Working with MongoDB Data? Use These Data Masking Techniques

This is the second article I’ve written on data masking in MongoDB. Find a summary of the technique of masking data – and some possible pitfalls – in my first article, Getting Data Masking and Anonymization Right.

Why might you need to know about masking? The answer is that it is one of the ways that you can anonymize data so that you can then responsibly test with, or develop with data that contains sensitive or personal information.

Even if you are responsible for a database that has full access-control and security in place, you may also need several data masking techniques to support an application.

You might, for example need dynamic masking to ensure that applications do not unnecessarily expose sensitive information.

Alternatively, you might need to mask the actual data if you need to run tests or development work on the actual production data and it includes personal or sensitive data.

You also need masking techniques that pseudonymize data if you are required to “push production data to a lower environment” – to distribute your data for reporting or analysis and the underlying data needed for the report must be preserved.

For the purposes of training or user-acceptance tests, it is more usual to generate fake data that looks like the real data.

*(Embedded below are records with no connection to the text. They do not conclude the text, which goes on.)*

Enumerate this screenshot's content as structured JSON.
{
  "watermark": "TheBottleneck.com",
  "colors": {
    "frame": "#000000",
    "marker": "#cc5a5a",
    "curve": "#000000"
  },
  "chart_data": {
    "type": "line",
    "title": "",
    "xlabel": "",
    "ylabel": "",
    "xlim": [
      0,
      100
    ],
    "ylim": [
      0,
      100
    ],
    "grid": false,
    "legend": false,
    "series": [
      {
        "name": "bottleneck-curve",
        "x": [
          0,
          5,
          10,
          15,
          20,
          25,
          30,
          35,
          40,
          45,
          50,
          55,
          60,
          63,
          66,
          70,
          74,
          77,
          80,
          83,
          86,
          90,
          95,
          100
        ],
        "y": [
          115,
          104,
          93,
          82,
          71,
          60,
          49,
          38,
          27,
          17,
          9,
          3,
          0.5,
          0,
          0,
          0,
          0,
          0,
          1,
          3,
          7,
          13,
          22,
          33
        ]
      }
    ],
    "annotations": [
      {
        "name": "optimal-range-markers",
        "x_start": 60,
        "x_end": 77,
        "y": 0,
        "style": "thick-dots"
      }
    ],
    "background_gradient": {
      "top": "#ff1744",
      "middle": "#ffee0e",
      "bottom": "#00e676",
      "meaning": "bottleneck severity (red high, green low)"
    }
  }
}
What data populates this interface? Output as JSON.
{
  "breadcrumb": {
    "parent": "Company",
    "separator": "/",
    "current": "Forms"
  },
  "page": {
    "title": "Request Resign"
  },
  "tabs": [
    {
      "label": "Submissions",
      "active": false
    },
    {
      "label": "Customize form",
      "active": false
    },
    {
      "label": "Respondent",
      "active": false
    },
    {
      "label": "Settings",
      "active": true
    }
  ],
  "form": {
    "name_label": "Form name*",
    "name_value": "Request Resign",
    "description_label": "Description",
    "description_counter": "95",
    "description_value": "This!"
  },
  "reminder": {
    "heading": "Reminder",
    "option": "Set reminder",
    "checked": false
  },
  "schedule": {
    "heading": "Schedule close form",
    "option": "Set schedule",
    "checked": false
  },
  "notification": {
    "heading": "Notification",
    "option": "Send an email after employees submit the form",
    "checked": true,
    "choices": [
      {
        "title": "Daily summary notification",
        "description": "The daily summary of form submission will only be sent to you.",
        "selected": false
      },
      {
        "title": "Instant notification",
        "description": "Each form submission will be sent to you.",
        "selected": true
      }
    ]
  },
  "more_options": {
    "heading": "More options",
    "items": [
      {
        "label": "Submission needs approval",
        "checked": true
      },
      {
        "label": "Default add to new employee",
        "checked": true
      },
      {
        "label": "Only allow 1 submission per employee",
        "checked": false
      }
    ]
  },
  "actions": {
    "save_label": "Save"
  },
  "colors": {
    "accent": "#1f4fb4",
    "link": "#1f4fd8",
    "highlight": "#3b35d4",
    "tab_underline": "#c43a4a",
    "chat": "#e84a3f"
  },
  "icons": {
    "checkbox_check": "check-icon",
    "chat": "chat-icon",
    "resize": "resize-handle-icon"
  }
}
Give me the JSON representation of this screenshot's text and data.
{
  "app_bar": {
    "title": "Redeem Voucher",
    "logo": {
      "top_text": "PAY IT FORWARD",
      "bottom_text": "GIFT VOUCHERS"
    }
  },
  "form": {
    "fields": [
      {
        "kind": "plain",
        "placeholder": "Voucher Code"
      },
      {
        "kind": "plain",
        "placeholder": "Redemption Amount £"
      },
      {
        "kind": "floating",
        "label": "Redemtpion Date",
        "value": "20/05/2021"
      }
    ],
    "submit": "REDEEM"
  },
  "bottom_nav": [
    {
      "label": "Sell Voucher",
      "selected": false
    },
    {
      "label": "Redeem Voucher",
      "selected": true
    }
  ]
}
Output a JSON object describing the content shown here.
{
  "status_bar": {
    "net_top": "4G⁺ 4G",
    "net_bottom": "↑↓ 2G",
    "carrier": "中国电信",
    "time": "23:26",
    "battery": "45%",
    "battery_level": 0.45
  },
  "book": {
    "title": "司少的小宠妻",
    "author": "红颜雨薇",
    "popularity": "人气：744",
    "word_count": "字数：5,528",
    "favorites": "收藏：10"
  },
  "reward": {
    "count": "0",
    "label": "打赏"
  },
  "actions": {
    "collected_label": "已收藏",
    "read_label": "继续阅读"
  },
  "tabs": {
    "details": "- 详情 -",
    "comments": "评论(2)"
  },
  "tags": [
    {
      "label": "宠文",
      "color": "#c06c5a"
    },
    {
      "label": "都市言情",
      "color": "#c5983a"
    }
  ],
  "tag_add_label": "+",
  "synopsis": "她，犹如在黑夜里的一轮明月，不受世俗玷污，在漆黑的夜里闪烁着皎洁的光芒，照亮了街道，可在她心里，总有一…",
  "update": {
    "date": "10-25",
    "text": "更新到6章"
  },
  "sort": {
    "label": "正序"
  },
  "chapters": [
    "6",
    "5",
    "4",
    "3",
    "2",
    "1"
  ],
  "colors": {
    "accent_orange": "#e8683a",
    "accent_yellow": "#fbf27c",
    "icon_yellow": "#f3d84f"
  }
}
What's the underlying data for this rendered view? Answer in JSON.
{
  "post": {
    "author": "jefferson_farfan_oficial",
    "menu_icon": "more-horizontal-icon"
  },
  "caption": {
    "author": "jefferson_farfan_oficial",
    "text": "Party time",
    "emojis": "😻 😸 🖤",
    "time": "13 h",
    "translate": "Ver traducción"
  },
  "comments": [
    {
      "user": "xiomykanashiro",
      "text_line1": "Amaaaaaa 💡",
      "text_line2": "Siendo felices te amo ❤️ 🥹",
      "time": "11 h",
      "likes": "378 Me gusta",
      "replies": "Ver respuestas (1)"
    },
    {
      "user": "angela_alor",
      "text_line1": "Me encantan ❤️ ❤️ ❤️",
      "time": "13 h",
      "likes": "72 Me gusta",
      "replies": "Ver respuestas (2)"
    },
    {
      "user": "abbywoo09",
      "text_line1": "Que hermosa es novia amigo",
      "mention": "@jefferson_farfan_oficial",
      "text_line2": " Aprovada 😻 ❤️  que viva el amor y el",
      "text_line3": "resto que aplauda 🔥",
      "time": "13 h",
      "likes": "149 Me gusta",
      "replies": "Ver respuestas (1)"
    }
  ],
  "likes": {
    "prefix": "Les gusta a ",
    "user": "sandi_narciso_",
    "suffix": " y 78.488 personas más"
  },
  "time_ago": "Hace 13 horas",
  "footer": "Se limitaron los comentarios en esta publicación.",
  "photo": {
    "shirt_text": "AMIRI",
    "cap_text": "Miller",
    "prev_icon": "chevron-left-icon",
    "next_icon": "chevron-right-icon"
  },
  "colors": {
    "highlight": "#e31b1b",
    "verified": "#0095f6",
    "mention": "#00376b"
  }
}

This is a rather different process, requiring a different skill-set.

Why mask data?

The various rules about data apply to any database, flat file, or spreadsheet. From the legal perspective, it doesn’t so much matter how and where you hold the data.

If you are part of an organisation, you should be able to access only that information that is appropriate for your role within it. If you have no legitimate reason to access that data, it must be inaccessible to you.

To summarise:

All data has to be curated responsibly, wherever it is held.

The law doesn’t care what method you use to store the data responsibly, as long as it is done so.

It must have access control at all times if it includes data that can identify an individual (PII Data) Also, the legislation avoids giving directive advice about how you anonymize or pseudonymize data. It just demands that is done whenever appropriate.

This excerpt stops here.